“Amongst all human societies, the history of medicine and the art of patient care have been passed down from healers/scientists/doctors to apprentices/disciples/students over and over again. The primary drive for nearly all advancements in medicine has been the curiosity and interest of individuals who seek to answer fundamental questions and to improve upon the current standards of care. I realized early in my medical school training that the foundation and fund of knowledge from which I was now learning was laid by the work of all those who had come before me. Consequently, it became clear to me that embedded in my decision to become a “physician-healer” was my decision to become a “physician-scientist.”
Upon starting my general surgical residency at Northwestern Memorial Hospital, I was fortunate to have had the opportunity to work with, and be mentored by, Dr. Melina Kibbe, the current AAS recorder & Program Committee chair. With her guidance and encouragement, I began to explore opportunities for research funding, and I was privileged and honored to receive the AAS Resident Research Fellowship Award for 2006-2008. The title of my awarded project was “Nitric Oxide Eluting Prosthetic Grafts: Innovative Therapy for Prolongation of Graft Patency.” After completing my third year of clinical duty in 2006, I entered the lab, eager to begin my research experience, yet uncertain as to what lay ahead.
That fall, I attended the Fundamentals of Surgical Research course, provided by the AAS, that immediately preceded the annual American College of Surgeons meeting. Through this course, I began to understand what defined a “surgeon-scientist.” My research included evaluating the basic mechanisms by which nitric oxide (NO) prevents neointimal hyperplasia. Specifically, my work involved studying the pathways by which NO induces smooth muscle cell apoptosis in a p53-independent manner through the formation of reactive oxygen species (ROS) and increased oxidative stress. I was able to apply this mechanism to help further elucidate a finding our lab had already made, that NO decreases neointimal hyperplasia after vascular intervention. In particular, I attempted to elucidate the character and amount of different ROS within the walls of balloon-injured rat carotid arteries. The results suggested that the periadventitial application of NO decreases neointimal hyperplasia after vascular injury by differentially modulating the character and location of ROS within the vessel wall.
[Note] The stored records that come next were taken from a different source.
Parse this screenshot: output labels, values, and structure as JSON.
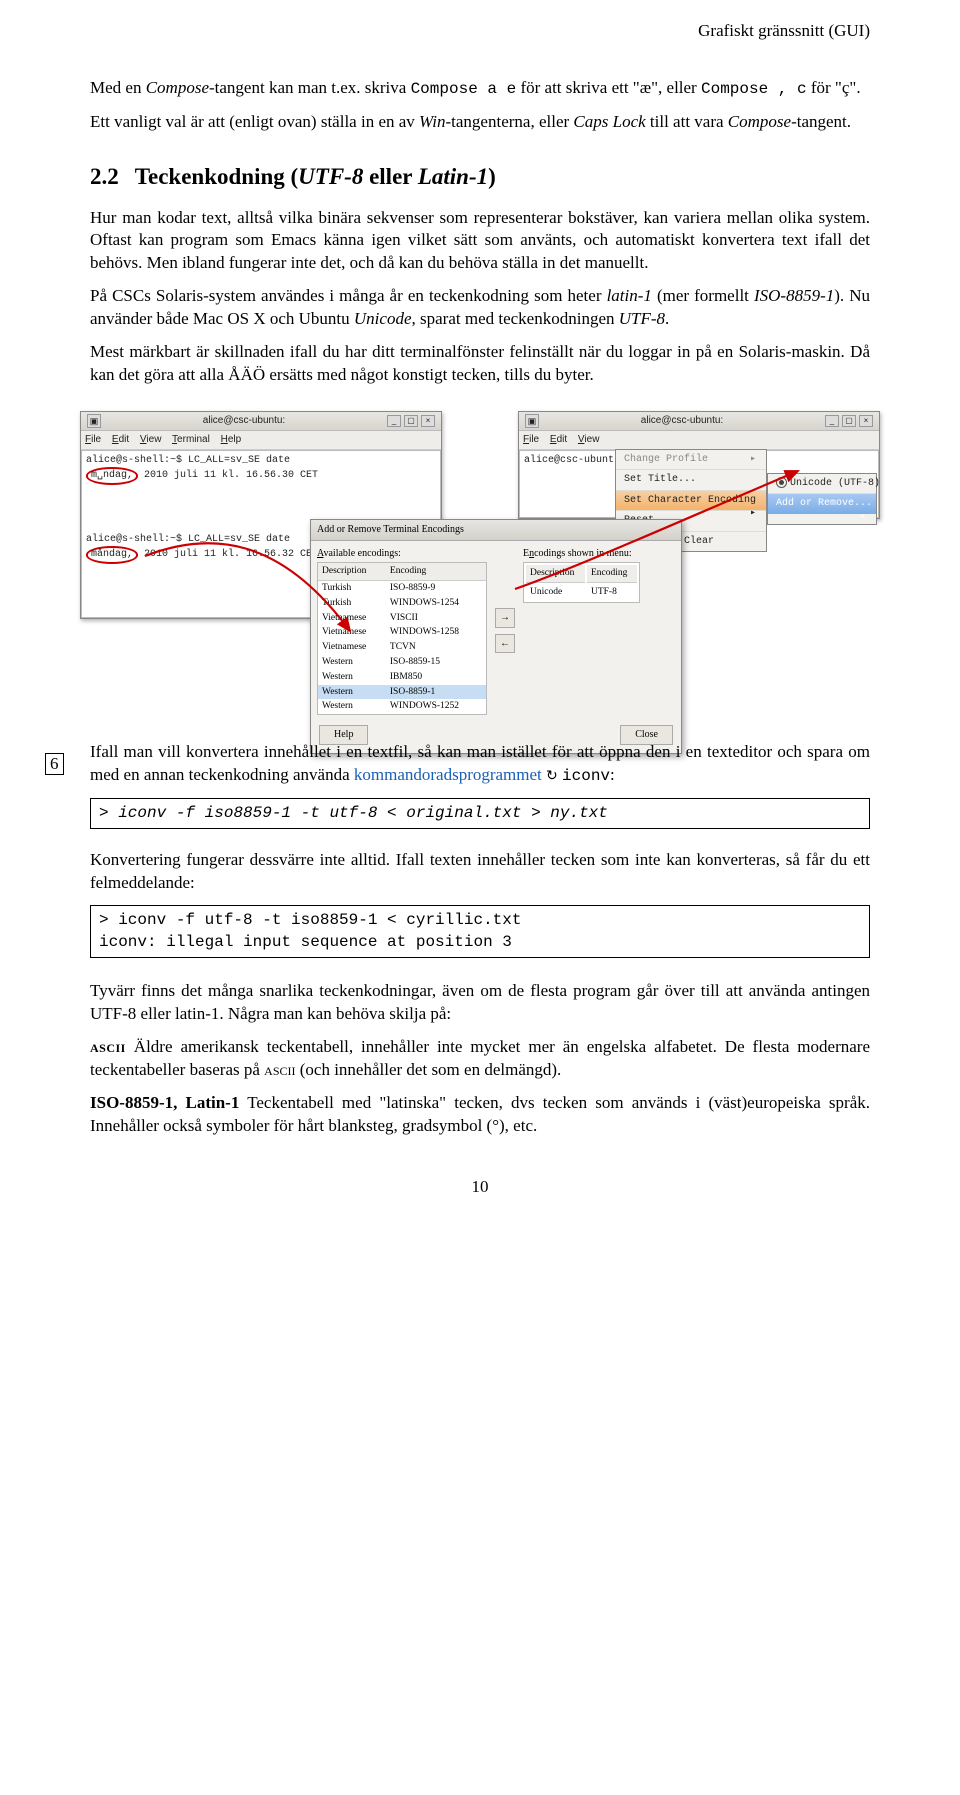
{
  "header": {
    "running_head": "Grafiskt gränssnitt (GUI)"
  },
  "intro": {
    "p1_a": "Med en ",
    "p1_b": "Compose",
    "p1_c": "-tangent kan man t.ex. skriva ",
    "p1_d": "Compose a e",
    "p1_e": " för att skriva ett \"æ\", eller ",
    "p1_f": "Compose , c",
    "p1_g": " för \"ç\".",
    "p2_a": "Ett vanligt val är att (enligt ovan) ställa in en av ",
    "p2_b": "Win",
    "p2_c": "-tangenterna, eller ",
    "p2_d": "Caps Lock",
    "p2_e": " till att vara ",
    "p2_f": "Compose",
    "p2_g": "-tangent."
  },
  "section": {
    "num": "2.2",
    "title_a": "Teckenkodning (",
    "title_b": "UTF-8",
    "title_c": " eller ",
    "title_d": "Latin-1",
    "title_e": ")",
    "p1": "Hur man kodar text, alltså vilka binära sekvenser som representerar bokstäver, kan variera mellan olika system. Oftast kan program som Emacs känna igen vilket sätt som använts, och automatiskt konvertera text ifall det behövs. Men ibland fungerar inte det, och då kan du behöva ställa in det manuellt.",
    "p2_a": "På CSCs Solaris-system användes i många år en teckenkodning som heter ",
    "p2_b": "latin-1",
    "p2_c": " (mer formellt ",
    "p2_d": "ISO-8859-1",
    "p2_e": "). Nu använder både Mac OS X och Ubuntu ",
    "p2_f": "Unicode",
    "p2_g": ", sparat med teckenkodningen ",
    "p2_h": "UTF-8",
    "p2_i": ".",
    "p3": "Mest märkbart är skillnaden ifall du har ditt terminalfönster felinställt när du loggar in på en Solaris-maskin. Då kan det göra att alla ÅÄÖ ersätts med något konstigt tecken, tills du byter."
  },
  "terminal1": {
    "title": "alice@csc-ubuntu:",
    "menu": {
      "file": "File",
      "edit": "Edit",
      "view": "View",
      "terminal": "Terminal",
      "help": "Help"
    },
    "line1": "alice@s-shell:~$ LC_ALL=sv_SE date",
    "line2a": "m␣ndag,",
    "line2b": " 2010 juli 11 kl. 16.56.30 CET",
    "line3": "alice@s-shell:~$ LC_ALL=sv_SE date",
    "line4a": "måndag,",
    "line4b": " 2010 juli 11 kl. 16.56.32 CET"
  },
  "terminal2": {
    "title": "alice@csc-ubuntu:",
    "prompt": "alice@csc-ubunt",
    "menu": {
      "change_profile": "Change Profile",
      "set_title": "Set Title...",
      "set_enc": "Set Character Encoding",
      "reset": "Reset",
      "reset_clear": "Reset and Clear"
    },
    "enc_submenu": {
      "unicode": "Unicode (UTF-8)",
      "add_remove": "Add or Remove..."
    }
  },
  "dialog": {
    "title": "Add or Remove Terminal Encodings",
    "avail_label": "Available encodings:",
    "shown_label": "Encodings shown in menu:",
    "headers": {
      "desc": "Description",
      "enc": "Encoding"
    },
    "rows": [
      {
        "d": "Turkish",
        "e": "ISO-8859-9"
      },
      {
        "d": "Turkish",
        "e": "WINDOWS-1254"
      },
      {
        "d": "Vietnamese",
        "e": "VISCII"
      },
      {
        "d": "Vietnamese",
        "e": "WINDOWS-1258"
      },
      {
        "d": "Vietnamese",
        "e": "TCVN"
      },
      {
        "d": "Western",
        "e": "ISO-8859-15"
      },
      {
        "d": "Western",
        "e": "IBM850"
      },
      {
        "d": "Western",
        "e": "ISO-8859-1"
      },
      {
        "d": "Western",
        "e": "WINDOWS-1252"
      }
    ],
    "shown_rows": [
      {
        "d": "Unicode",
        "e": "UTF-8"
      }
    ],
    "help_btn": "Help",
    "close_btn": "Close"
  },
  "margin6": "6",
  "conv": {
    "p1_a": "Ifall man vill konvertera innehållet i en textfil, så kan man istället för att öppna den i en texteditor och spara om med en annan teckenkodning använda ",
    "p1_link": "kommandoradsprogrammet",
    "p1_b": " ",
    "p1_code": "iconv",
    "p1_c": ":",
    "cmd1": "> iconv -f iso8859-1 -t utf-8 < original.txt > ny.txt",
    "p2": "Konvertering fungerar dessvärre inte alltid. Ifall texten innehåller tecken som inte kan konverteras, så får du ett felmeddelande:",
    "cmd2": "> iconv -f utf-8 -t iso8859-1 < cyrillic.txt\niconv: illegal input sequence at position 3",
    "p3": "Tyvärr finns det många snarlika teckenkodningar, även om de flesta program går över till att använda antingen UTF-8 eller latin-1. Några man kan behöva skilja på:"
  },
  "defs": {
    "ascii_term": "ascii",
    "ascii_txt_a": " Äldre amerikansk teckentabell, innehåller inte mycket mer än engelska alfabetet. De flesta modernare teckentabeller baseras på ",
    "ascii_txt_b": "ascii",
    "ascii_txt_c": " (och innehåller det som en delmängd).",
    "iso_term": "ISO-8859-1, Latin-1",
    "iso_txt": " Teckentabell med \"latinska\" tecken, dvs tecken som används i (väst)europeiska språk. Innehåller också symboler för hårt blanksteg, gradsymbol (°), etc."
  },
  "page_number": "10"
}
As for the research project for which I received the Research Fellowship Award, I collaborated with Dr. Guillermo Ameer at Northwestern University and Drs. Larry Keefer and Joe Hrabie at the NIH. Dr. Ameer designed a novel biodegradable polymer that could be used to coat expanded polytetrafluoroethylene (ePTFE) vascular bypass grafts. Not only was this polymer shown to have some favorable anti-inflammatory and anti-platelet effects in a pig carotid artery bypass model, but the polymer was also able to hold and deliver known quantities of NO-releasing compounds when in solution. By the end of my two years in the lab, we had demonstrated that we could manufacture ePTFE bypass grafts that could release predictable amounts of NO into solution over extended periods of time. Work is being now done to evaluate these grafts’ efficacy and safety in small and large animal models.
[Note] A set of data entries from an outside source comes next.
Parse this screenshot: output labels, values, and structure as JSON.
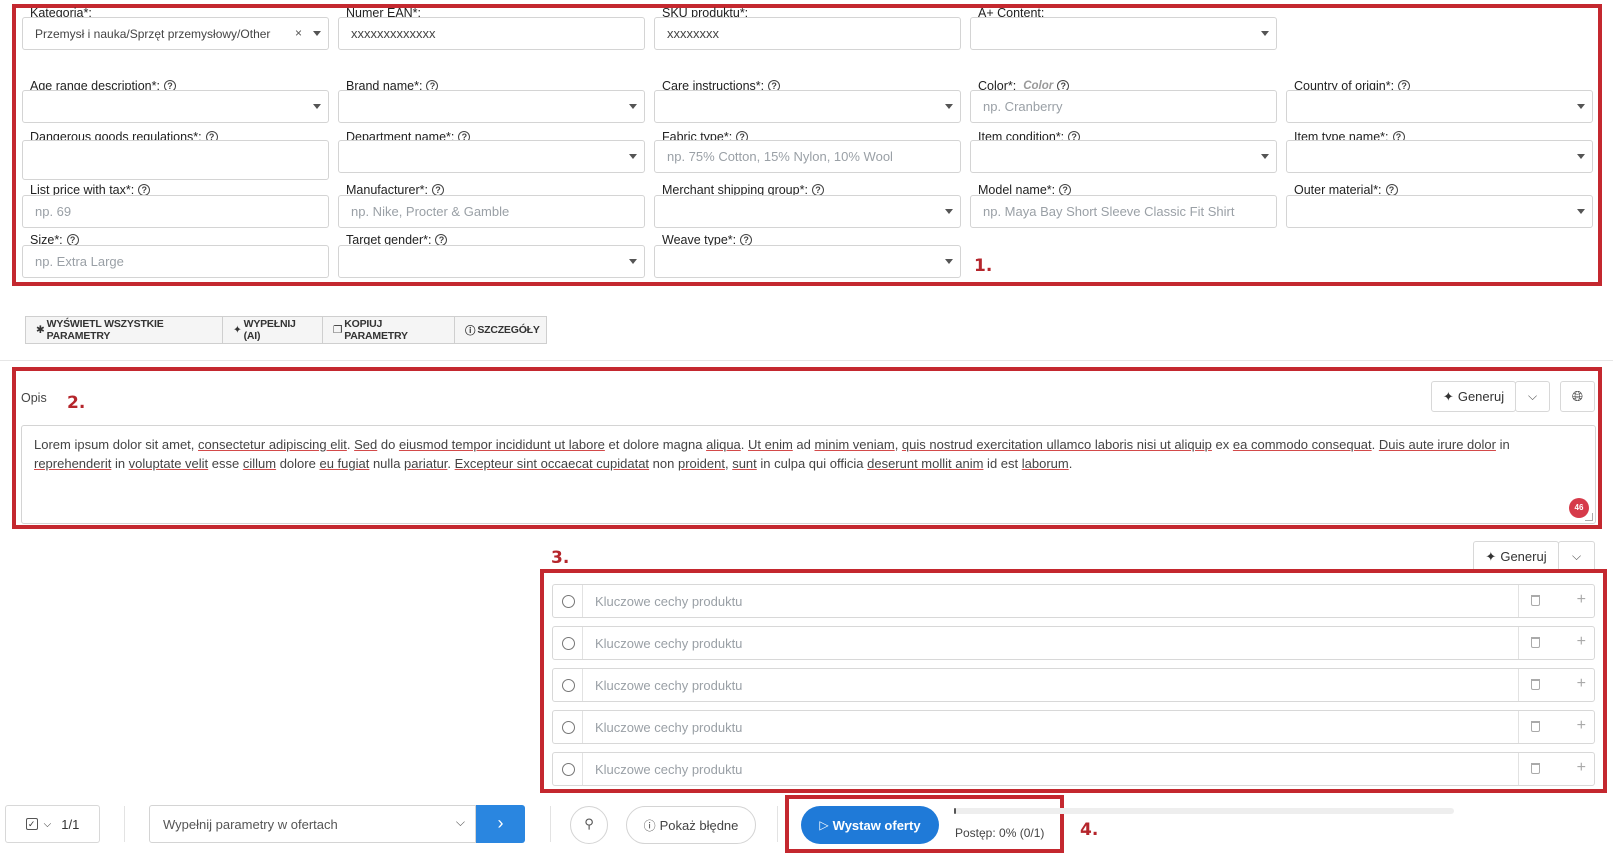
{
  "section1": {
    "marker": "1.",
    "top_fields": [
      {
        "label": "Kategoria*:",
        "value": "Przemysł i nauka/Sprzęt przemysłowy/Other",
        "clearable": true,
        "dropdown": true
      },
      {
        "label": "Numer EAN*:",
        "value": "xxxxxxxxxxxxx",
        "dropdown": false
      },
      {
        "label": "SKU produktu*:",
        "value": "xxxxxxxx",
        "dropdown": false
      },
      {
        "label": "A+ Content:",
        "value": "",
        "dropdown": true
      }
    ],
    "fields": [
      {
        "label": "Age range description*:",
        "placeholder": "",
        "dropdown": true
      },
      {
        "label": "Brand name*:",
        "placeholder": "",
        "dropdown": true
      },
      {
        "label": "Care instructions*:",
        "placeholder": "",
        "dropdown": true
      },
      {
        "label": "Color*:",
        "sub": "Color",
        "placeholder": "np. Cranberry",
        "dropdown": false
      },
      {
        "label": "Country of origin*:",
        "placeholder": "",
        "dropdown": true
      },
      {
        "label": "Dangerous goods regulations*:",
        "placeholder": "",
        "dropdown": false
      },
      {
        "label": "Department name*:",
        "placeholder": "",
        "dropdown": true
      },
      {
        "label": "Fabric type*:",
        "placeholder": "np. 75% Cotton, 15% Nylon, 10% Wool",
        "dropdown": false
      },
      {
        "label": "Item condition*:",
        "placeholder": "",
        "dropdown": true
      },
      {
        "label": "Item type name*:",
        "placeholder": "",
        "dropdown": true
      },
      {
        "label": "List price with tax*:",
        "placeholder": "np. 69",
        "dropdown": false
      },
      {
        "label": "Manufacturer*:",
        "placeholder": "np. Nike, Procter & Gamble",
        "dropdown": false
      },
      {
        "label": "Merchant shipping group*:",
        "placeholder": "",
        "dropdown": true
      },
      {
        "label": "Model name*:",
        "placeholder": "np. Maya Bay Short Sleeve Classic Fit Shirt",
        "dropdown": false
      },
      {
        "label": "Outer material*:",
        "placeholder": "",
        "dropdown": true
      },
      {
        "label": "Size*:",
        "placeholder": "np. Extra Large",
        "dropdown": false
      },
      {
        "label": "Target gender*:",
        "placeholder": "",
        "dropdown": true
      },
      {
        "label": "Weave type*:",
        "placeholder": "",
        "dropdown": true
      }
    ]
  },
  "toolbar": {
    "show_all": "WYŚWIETL WSZYSTKIE PARAMETRY",
    "fill_ai": "WYPEŁNIJ (AI)",
    "copy_params": "KOPIUJ PARAMETRY",
    "details": "SZCZEGÓŁY"
  },
  "description": {
    "label": "Opis",
    "marker": "2.",
    "generate_label": "Generuj",
    "char_badge": "46",
    "segments": [
      {
        "t": "Lorem ipsum dolor sit amet, "
      },
      {
        "t": "consectetur adipiscing elit",
        "u": true
      },
      {
        "t": ". "
      },
      {
        "t": "Sed",
        "u": true
      },
      {
        "t": " do "
      },
      {
        "t": "eiusmod tempor incididunt ut labore",
        "u": true
      },
      {
        "t": " et dolore magna "
      },
      {
        "t": "aliqua",
        "u": true
      },
      {
        "t": ". "
      },
      {
        "t": "Ut enim",
        "u": true
      },
      {
        "t": " ad "
      },
      {
        "t": "minim veniam",
        "u": true
      },
      {
        "t": ", "
      },
      {
        "t": "quis nostrud exercitation ullamco laboris nisi ut aliquip",
        "u": true
      },
      {
        "t": " ex "
      },
      {
        "t": "ea commodo consequat",
        "u": true
      },
      {
        "t": ". "
      },
      {
        "t": "Duis aute irure dolor",
        "u": true
      },
      {
        "t": " in "
      },
      {
        "t": "reprehenderit",
        "u": true
      },
      {
        "t": " in "
      },
      {
        "t": "voluptate velit",
        "u": true
      },
      {
        "t": " esse "
      },
      {
        "t": "cillum",
        "u": true
      },
      {
        "t": " dolore "
      },
      {
        "t": "eu fugiat",
        "u": true
      },
      {
        "t": " nulla "
      },
      {
        "t": "pariatur",
        "u": true
      },
      {
        "t": ". "
      },
      {
        "t": "Excepteur sint occaecat cupidatat",
        "u": true
      },
      {
        "t": " non "
      },
      {
        "t": "proident",
        "u": true
      },
      {
        "t": ", "
      },
      {
        "t": "sunt",
        "u": true
      },
      {
        "t": " in culpa qui officia "
      },
      {
        "t": "deserunt mollit anim",
        "u": true
      },
      {
        "t": " id est "
      },
      {
        "t": "laborum",
        "u": true
      },
      {
        "t": "."
      }
    ]
  },
  "features": {
    "marker": "3.",
    "generate_label": "Generuj",
    "placeholder": "Kluczowe cechy produktu",
    "rows": 5
  },
  "bottom": {
    "page_counter": "1/1",
    "action_select": "Wypełnij parametry w ofertach",
    "show_errors": "Pokaż błędne",
    "publish_button": "Wystaw oferty",
    "progress_text": "Postęp: 0% (0/1)",
    "progress_fraction": 0.0,
    "marker": "4."
  },
  "colors": {
    "accent": "#1f7ad8",
    "highlight": "#c4282f",
    "badge": "#d63a4a"
  }
}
I feel that my time in the lab was extremely valuable. During those two years, I was able to write and contribute to many peer-reviewed manuscripts for publication. I was able to travel to and present at many basic science and clinical research meetings across the country. This afforded me the opportunity to meet many other established researchers and clinicians, as well as fellow investigators. These experiences allowed me to see what other novel work was being done in my area of research and beyond.
I began my endeavor to become a “surgeon-scientist” with great eagerness and feelings of intimidation and uncertainty. I credit the AAS and my mentor, Dr. Kibbe, for providing the opportunity, direction, and leadership I needed to realize my goals. I hope that I may one day be able to devote some aspect of my past, current, or future research to improving patient care. It was invaluable to me as a surgical resident with interest in surgical research to have had this opportunity. My time in the lab taught me that regardless of the extent of my surgical training and future surgical practice, I will forever be a student in the school of medicine.”